CAS or computing as a service has been around for several decades now though ‘cloud computing’ is of a more recent origin, say about 2 decades. Before the advent of personal computers, most computing tasks were performed on mainframe computers using punch cards. Operators used a keyboard to punch data that translated into tiny holes in a card inserted into a slot and these holes were in turn read by the mainframe computers. Obviously, this was pretty tedious and time-consuming. But, that was the only option available at that time and businesses rented time on these mainframe computers. Installing mainframe computers also called for a significant amount of space apart from financial investment and competent personnel to man the computer. Thankfully, all that is now history and the modern generation is seeing a distinctly simple version of computers and computing. However, the rental concept re-emerged with the introduction of cloud-based services.
Why Cloud computing is important to modern-day business?

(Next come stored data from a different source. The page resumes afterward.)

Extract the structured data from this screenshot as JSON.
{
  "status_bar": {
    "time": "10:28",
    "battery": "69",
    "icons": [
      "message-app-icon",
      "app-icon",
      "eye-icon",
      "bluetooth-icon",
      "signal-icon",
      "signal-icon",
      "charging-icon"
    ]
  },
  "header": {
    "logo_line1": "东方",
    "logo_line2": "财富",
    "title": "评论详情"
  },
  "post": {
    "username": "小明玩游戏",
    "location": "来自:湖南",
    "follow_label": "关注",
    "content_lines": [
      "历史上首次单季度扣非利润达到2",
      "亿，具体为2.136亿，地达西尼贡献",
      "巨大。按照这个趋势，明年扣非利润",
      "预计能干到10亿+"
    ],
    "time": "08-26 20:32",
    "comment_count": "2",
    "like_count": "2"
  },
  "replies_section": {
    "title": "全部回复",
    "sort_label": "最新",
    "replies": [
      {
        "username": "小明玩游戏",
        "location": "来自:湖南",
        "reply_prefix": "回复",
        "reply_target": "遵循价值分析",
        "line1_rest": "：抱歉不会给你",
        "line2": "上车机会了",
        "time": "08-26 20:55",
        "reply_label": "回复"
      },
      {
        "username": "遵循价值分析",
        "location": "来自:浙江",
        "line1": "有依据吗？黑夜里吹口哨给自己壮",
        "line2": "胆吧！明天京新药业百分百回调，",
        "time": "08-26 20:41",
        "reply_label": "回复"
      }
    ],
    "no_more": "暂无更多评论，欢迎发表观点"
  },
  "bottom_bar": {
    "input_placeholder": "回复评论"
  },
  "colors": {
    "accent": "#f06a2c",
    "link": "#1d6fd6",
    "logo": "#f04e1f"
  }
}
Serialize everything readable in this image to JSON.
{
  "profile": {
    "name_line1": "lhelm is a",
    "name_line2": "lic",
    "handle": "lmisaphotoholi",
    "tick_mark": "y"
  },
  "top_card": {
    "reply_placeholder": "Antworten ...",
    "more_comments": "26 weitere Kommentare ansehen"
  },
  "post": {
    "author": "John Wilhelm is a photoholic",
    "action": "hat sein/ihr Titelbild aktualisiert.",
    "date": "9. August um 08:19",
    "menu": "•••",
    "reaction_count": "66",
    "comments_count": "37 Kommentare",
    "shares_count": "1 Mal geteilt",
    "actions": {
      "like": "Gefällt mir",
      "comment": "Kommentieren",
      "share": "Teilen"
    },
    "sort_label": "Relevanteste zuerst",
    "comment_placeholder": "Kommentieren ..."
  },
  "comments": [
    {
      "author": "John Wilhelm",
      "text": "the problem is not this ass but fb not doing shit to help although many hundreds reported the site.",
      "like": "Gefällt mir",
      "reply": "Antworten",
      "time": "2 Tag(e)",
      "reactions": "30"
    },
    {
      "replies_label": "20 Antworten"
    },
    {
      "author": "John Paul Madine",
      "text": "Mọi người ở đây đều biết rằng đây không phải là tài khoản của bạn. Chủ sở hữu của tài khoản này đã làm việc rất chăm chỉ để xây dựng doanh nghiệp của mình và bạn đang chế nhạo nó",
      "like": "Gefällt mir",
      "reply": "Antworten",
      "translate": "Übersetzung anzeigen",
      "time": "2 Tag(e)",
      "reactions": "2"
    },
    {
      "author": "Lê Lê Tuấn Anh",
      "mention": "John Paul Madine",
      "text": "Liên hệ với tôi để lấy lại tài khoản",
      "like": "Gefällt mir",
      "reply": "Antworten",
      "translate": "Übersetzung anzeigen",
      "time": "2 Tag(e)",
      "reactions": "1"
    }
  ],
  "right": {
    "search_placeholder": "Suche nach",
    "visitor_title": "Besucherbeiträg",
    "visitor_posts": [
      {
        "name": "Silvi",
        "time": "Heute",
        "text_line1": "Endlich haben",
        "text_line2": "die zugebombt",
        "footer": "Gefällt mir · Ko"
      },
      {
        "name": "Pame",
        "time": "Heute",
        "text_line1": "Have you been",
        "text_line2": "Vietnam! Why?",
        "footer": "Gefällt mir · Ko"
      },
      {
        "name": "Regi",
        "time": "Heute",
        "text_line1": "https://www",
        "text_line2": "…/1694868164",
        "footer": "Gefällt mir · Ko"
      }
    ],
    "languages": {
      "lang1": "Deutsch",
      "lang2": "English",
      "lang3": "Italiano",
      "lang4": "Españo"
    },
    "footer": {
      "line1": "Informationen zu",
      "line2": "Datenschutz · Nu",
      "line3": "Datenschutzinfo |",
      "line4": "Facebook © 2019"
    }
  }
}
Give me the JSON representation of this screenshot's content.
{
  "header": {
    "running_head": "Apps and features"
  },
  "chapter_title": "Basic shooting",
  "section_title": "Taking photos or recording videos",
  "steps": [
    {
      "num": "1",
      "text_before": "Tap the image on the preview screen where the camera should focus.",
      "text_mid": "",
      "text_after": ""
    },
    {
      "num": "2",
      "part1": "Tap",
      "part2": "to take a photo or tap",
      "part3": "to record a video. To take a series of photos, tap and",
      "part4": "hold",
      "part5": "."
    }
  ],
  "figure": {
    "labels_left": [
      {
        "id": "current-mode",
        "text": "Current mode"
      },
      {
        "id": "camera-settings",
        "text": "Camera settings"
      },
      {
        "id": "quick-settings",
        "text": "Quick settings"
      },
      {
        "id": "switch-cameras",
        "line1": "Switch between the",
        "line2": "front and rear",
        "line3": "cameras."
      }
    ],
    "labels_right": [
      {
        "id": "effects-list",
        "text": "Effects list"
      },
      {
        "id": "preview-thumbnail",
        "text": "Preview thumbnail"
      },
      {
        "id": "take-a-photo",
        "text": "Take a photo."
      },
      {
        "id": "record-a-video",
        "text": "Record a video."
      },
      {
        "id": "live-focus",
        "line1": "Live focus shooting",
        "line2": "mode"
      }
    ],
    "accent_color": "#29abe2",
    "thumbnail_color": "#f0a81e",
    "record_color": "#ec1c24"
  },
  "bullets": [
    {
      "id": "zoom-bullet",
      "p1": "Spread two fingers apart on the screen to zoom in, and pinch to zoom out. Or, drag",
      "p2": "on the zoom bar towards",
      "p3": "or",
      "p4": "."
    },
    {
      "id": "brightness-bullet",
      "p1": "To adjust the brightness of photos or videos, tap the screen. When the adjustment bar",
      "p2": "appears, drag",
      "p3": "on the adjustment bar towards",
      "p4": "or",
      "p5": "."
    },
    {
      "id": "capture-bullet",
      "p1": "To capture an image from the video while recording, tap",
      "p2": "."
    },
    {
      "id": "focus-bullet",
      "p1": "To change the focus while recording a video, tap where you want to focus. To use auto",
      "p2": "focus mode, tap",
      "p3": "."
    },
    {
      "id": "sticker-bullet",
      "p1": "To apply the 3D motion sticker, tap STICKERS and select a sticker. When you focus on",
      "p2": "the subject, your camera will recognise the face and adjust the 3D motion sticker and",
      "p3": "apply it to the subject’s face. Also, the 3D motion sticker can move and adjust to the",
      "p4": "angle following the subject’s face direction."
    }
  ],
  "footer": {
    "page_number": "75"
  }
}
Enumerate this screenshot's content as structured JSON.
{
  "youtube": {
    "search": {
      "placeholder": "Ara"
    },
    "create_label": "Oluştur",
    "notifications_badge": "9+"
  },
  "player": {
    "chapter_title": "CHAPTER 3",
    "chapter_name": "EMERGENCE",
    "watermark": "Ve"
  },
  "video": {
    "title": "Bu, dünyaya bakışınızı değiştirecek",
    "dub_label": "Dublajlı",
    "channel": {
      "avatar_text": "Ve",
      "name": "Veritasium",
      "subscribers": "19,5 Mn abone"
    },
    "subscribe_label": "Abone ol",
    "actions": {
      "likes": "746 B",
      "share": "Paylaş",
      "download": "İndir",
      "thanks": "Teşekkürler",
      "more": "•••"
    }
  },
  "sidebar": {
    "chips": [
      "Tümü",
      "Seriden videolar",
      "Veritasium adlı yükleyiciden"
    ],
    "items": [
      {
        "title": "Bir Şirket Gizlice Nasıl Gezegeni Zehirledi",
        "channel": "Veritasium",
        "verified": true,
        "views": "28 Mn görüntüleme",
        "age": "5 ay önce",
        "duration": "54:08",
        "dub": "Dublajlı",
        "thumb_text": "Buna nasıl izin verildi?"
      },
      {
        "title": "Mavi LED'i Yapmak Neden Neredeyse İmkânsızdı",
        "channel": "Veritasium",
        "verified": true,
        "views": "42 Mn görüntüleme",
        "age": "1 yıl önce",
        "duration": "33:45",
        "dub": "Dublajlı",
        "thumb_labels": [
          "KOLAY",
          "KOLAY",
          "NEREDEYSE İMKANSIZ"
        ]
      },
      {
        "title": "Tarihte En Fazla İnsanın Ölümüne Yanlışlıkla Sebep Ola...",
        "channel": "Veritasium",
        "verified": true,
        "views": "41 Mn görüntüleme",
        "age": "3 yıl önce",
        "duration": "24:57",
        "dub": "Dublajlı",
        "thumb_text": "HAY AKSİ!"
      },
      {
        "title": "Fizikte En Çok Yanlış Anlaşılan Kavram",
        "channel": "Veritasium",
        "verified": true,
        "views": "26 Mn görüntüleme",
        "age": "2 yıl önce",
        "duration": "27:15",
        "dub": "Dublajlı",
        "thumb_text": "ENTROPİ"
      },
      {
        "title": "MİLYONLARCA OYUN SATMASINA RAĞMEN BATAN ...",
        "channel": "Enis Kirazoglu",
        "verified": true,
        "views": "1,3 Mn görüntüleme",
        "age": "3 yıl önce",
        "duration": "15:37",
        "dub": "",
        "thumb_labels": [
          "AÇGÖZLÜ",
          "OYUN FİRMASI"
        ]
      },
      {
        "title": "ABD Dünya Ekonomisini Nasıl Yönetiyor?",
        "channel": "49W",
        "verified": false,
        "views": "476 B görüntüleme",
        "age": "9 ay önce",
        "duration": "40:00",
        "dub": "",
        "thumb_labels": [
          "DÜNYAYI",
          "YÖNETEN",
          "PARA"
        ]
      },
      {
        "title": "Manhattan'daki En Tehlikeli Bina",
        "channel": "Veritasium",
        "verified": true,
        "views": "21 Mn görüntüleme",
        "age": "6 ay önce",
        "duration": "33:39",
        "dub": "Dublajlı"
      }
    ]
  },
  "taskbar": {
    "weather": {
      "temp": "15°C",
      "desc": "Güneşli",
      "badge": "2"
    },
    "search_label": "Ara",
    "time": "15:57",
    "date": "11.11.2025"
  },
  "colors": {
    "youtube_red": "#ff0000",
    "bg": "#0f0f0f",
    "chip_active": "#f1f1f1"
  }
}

Of all the It spending around the globe, about a third today goes to cloud computing. Many businesses have therefore scaled down their in-house IT facility or even closed them down. The computing tasks from these businesses now move to cloud at significant pace. Three are private as well as public cloud services. Large enterprises benefit by establishing their own cloud services while it is beneficial for the smaller businesses to subscribe to cloud services offered by many top names in the business. This trend of computing tasks moving to the cloud is also slated to gain further momentum in the coming years taking the overall value to around $300 billion by the turn of 2020. The subscription-based payment system is also seen as an attractive option for smaller businesses.
Benefits from cloud computing
A singular metric cannot be applied to measure benefits arising from cloud computing since the services offered significantly varies from one user to another. But, on top of the benefits table is the fact that users are spared of making huge investments in creating their in-house IT infrastructure including personnel to man the facility. Procuring high-end servers, updating applications and operating systems, disposing of redundant equipment and software can become a thing of the past when businesses adopt cloud-based services. The cloud service provider is expected to cater to this and ensure that everything stays updated on a daily basis. Furthers, vendors offering cloud-based services can also be expected to employ better-experienced personnel with the required expertise compared to the financial ability of small businesses.
Cloud services also allow businesses to fast track their projects and test concepts without significant upfront investments and longer procurement cycle. The subscription model helps businesses to pay only for those services that are needed at a particular point in time. Together, these attributes deliver great business agility which is beneficial for small and medium enterprises. Seamless scalability is another desirable feature that cloud service providers offer making it even more attractive for businesses.
Although cloud services have a range of benefits for the user, in terms of cost, it may not be a cheaper option much like renting equipment can be expensive. Therefore, a business can benefit from in-house infrastructure for routine tasks and moving the high-end tasks to cloud services.